A day after the launch, China's State-run media questioned the impact of the test of the missile, which is India's first intercontinental ballistic missile that can reach any part of China. Official broadcaster China Central Television (CCTV), in a report, questioned both the missile's capabilities and the West's “double standards.” CCTV asked why there was “silence” from the international community days after widespread criticism of North Korea's failed rocket launch last week.

The channel quoted Su Xiaohui, a scholar from the official China Institute of International Studies (CIIS), as saying this was “a double standards issue.” “The fundamental issue is the strategic partnership between India and the U.S.,” Ms. Su told CCTV. “The U.S. will not admit to its role in the process, so it chooses to turn a blind eye to India's behaviour.”

Chinese missiles ‘more stable'

China's State-run media also quoted experts as playing down the threat posed by the missile, saying that China's own ballistic missiles, such as the Dongfeng DF-31, were “more stable and reliable.”

CCTV said the “accuracy” of India's missiles was a “vital question,” and the missile programme “needed some improvement” and “did not pose a threat in reality.”

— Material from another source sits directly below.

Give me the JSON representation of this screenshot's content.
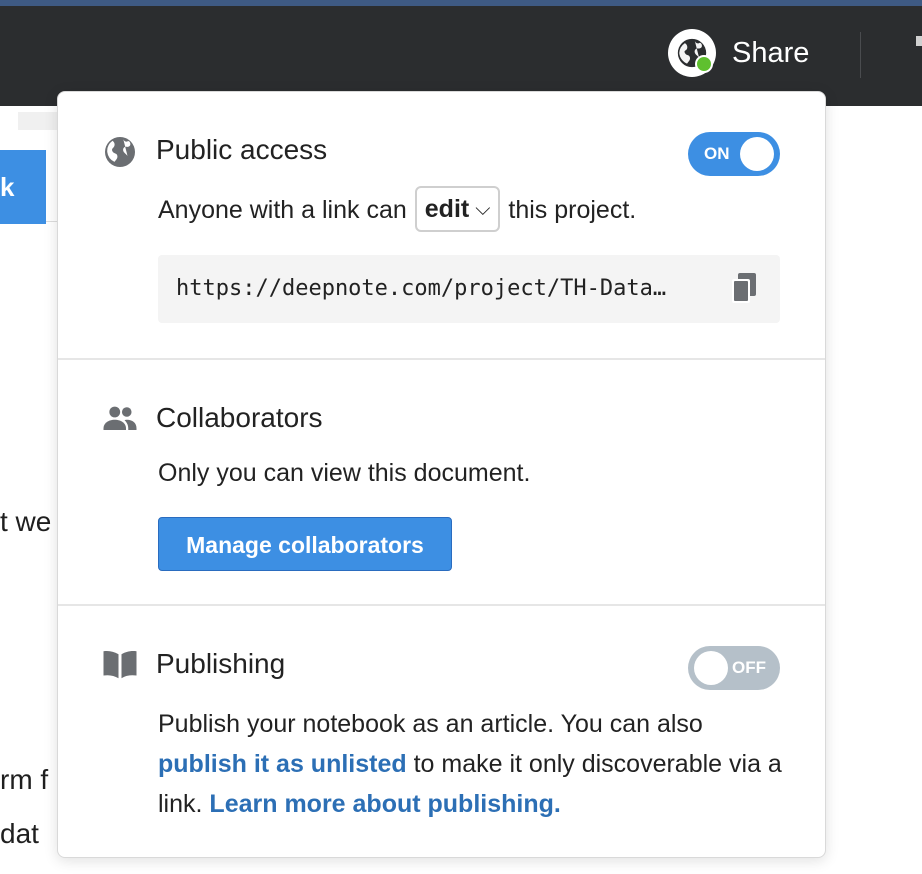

Yao Yunzhu, a senior researcher at the Academy of Military Science of the People's Liberation Army (PLA), also questioned the missile's range. He said it would not “upset the current military balance between China and India because India already has Agni-III with a range of 3,500 km.”

‘Just an improvement'

“I don't think the new missile is a significant breakthrough for India,” she told the China Daily. “It's just an improvement on the range, and will not change the current military strength contrast between the two countries.”